Sunday, November 28, 2010

Reminiscent

From the shadow
Of a mind hiding a dark past
Surfaces a face, gentle, haunting, beautiful
Stirs up my mind, strumming my heart
Butterflies fluttering in the belly
Apart from this childish imagery of a teen falling for a girl
A thirst for her flesh
A lust for her love
Like a cannon ball
Shattering a wall of gentle rose petals
The lust too much to evade
The longing for her touch like a million needles
Piercing my skin, bleeding lust
The air thick, with the evil of this thought
Like a vice , tightening around my lungs
Killing me morally
Her existence, an embodiment of lust
I can only follow,shattered,lacking will.

Thursday, June 24, 2010

I wish i lived back then.

 

Back then life had a meaning
a meaning as deep as the universe itself
Back in the times of Che,
To have ridden with him , to have spoken , heard him
his ideas , his thoughts
so much alike,
A ‘one man army’ of indefinite proportions
and the youth of today wear his face
in tattoos, on clothes
grin as if they know,
The revolution is dead Che
no more do they think of equality
its a lost art
I wish i had lived in your times
i wish I had died with you.

Sunday, June 20, 2010

Reruns

 

Clear, the skies, beautiful evenings
As far as the eyes can see.
Blue, a tinge of red blending the setting sun
Gentle clouds hum a soothing song
Soothing, my heart has not known such a thing
Its been broken,
Shattered,
Scattered across
All over the gentle countryside.
What happened? you may ask
no offence shall be taken.

It exploded, filled too much
Too much of loneliness, it kept on filling

I stare into the setting
its going to be cold soon
loneliness shall gather no more though
The one heart that could gather it has gone
Short-lived as that thought is, i feel loneliness again
this time gnawing
gnawing at my soul
projecting your memories
in the evening mist
I can only smile at it, in despair
feel its omnipresence,
all i can do is wait,
only that, which shall cure me,
your voice or my death
such a flux of silliness
that you shall once be equated with death
I await.

Tuesday, April 06, 2010

Love making and a book reading

Feeling the warmth of her body on my skin
On my back, her breath on my heart, she and me
Lost in a world of make believe,
And the time just ticks softly by
those pages brush past by
Rustle,
She whispers,
are we making love
I look at her and smile. This is what love is
You and me in the sheets
Exchanging heat, in a world created
And the creator is long gone
Just to stare at each other and smile
This is what making love is

Saturday, March 27, 2010

Grim

"Take me home, with you"
she was in tears, shattered,
"I don't want to be alone anymore"
I reached out, "there is room for everyone child, come"

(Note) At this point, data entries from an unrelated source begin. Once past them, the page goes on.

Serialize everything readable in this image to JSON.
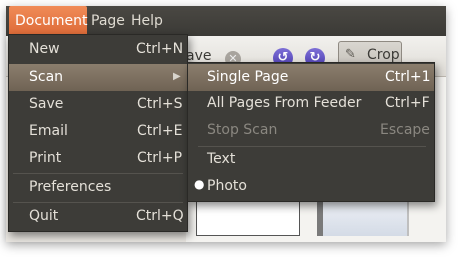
{
  "menubar": {
    "items": [
      {
        "label": "Document"
      },
      {
        "label": "Page"
      },
      {
        "label": "Help"
      }
    ]
  },
  "toolbar": {
    "save_partial_label": "ave",
    "crop_label": "Crop"
  },
  "document_menu": {
    "items": [
      {
        "label": "New",
        "accel": "Ctrl+N"
      },
      {
        "label": "Scan",
        "accel": ""
      },
      {
        "label": "Save",
        "accel": "Ctrl+S"
      },
      {
        "label": "Email",
        "accel": "Ctrl+E"
      },
      {
        "label": "Print",
        "accel": "Ctrl+P"
      },
      {
        "label": "Preferences",
        "accel": ""
      },
      {
        "label": "Quit",
        "accel": "Ctrl+Q"
      }
    ]
  },
  "scan_submenu": {
    "items": [
      {
        "label": "Single Page",
        "accel": "Ctrl+1"
      },
      {
        "label": "All Pages From Feeder",
        "accel": "Ctrl+F"
      },
      {
        "label": "Stop Scan",
        "accel": "Escape"
      },
      {
        "label": "Text",
        "accel": ""
      },
      {
        "label": "Photo",
        "accel": ""
      }
    ]
  },
  "colors": {
    "menu_bg": "#3d3c38",
    "menu_highlight": "#7d7161",
    "menubar_active": "#e8784a",
    "menu_text": "#e4e0d8",
    "disabled_text": "#8a8780"
  }
}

A dark veil, covers my face,"Why are you so sad dear one"
" am without love, my heart feels cold. No one needs me" spoke she.
"Would you ask a stranger like me to take you away? so unafraid" I ask
"Afraid of what, if I shall be killed, You seem generous so I asked" says she.

"Child do you know who I am, my staff announces my coming,
The humanity fears my very sight, and you reach out to me"
" Would you know me? and if you do now would you still hold on to my hand?" I ask
"There is nothing besides my loneliness, that shall sing my saga." I wont she said.

My sythe, reaped her soul, I walk on
To another victim, another land, but I trun back at her stiff body once
For your will full submission I am afraid, there is nothing I could provide, I think and sigh
There is so much ground to cover. Being death is a busy job.